Re: [PATCH v7 4/7] can: canxl: introduce CAN XL data structure

Oliver Hartkopp <socketcan@xxxxxxxxxxxx> · Sun, 31 Jul 2022 10:21:41 +0200

On 31.07.22 05:19, Vincent Mailhol wrote:
On Sun. 31 Jul. 2022 at 06:05, Oliver Hartkopp <socketcan@xxxxxxxxxxxx> wrote:
On 30.07.22 15:16, Vincent Mailhol wrote:
On Sat. 30 juil. 2022 at 21:06, Oliver Hartkopp <socketcan@xxxxxxxxxxxx> wrote:

Existing applications are exempted from this risk: the
CAN_RAW_XL_FRAMES socket option will prevent the collision from
happening. To summarise, the collision will only occur if below
criteria are met:

     * The user allocates a can_frame without zeroing it (typical use
cases are stack declaration or malloc()).
     * The user activates the CAN_RAW_XL_FRAMES socket option.
     * Garbage value results in can_frame::__pad & CANXL_XLF being set.
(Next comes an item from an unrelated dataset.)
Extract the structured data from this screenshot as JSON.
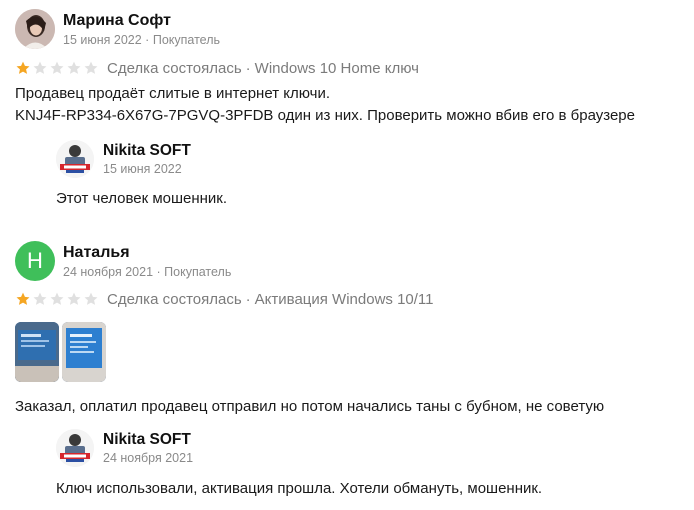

So if going in that direction, we would have to update the
documentation (header files and kernel doc) to point at this pitfall
and specify that can_frame::__pad shall always be zeroed for mix
usages.

But you would add this recommendation to a *very late point* - namely
after 14 years of SocketCAN in the mainline kernel.

If you think about the rule "never break user space" I wonder if the
risk turns out to be higher when people enable CAN_RAW_XL_FRAMES ("as
seen on Stackoverflow") and not read the kernel doc recommendations to
review/update their existing code.

In which aspect does this break the user space? It doesn't.

It does in the way that you need to zero-initialize structures now.

Enabling CAN_RAW_XL_FRAMES marks a clear transition between the 14
years old Classical CAN API and the new use case of mixed CAN(-FD) and
CAN XL frames.

You are seriously telling me that CAN_RAW_XL_FRAMES is a clear
transition and people will automatically review and rework their former
CAN/CANFD code to zero-initialize padding bytes?

There is a much higher risk that this does not happen than telling
people to check for CANXL_XLF first after reading from the socket!

For the issue to occur, developers have to incorrectly modify their
application, I do not call this a break in user space if only the
yet-to-be-created programs are impacted.

I don't know about your thresholds but I call this a break in user
space. Yet-to-be-created programs will likely copy old code.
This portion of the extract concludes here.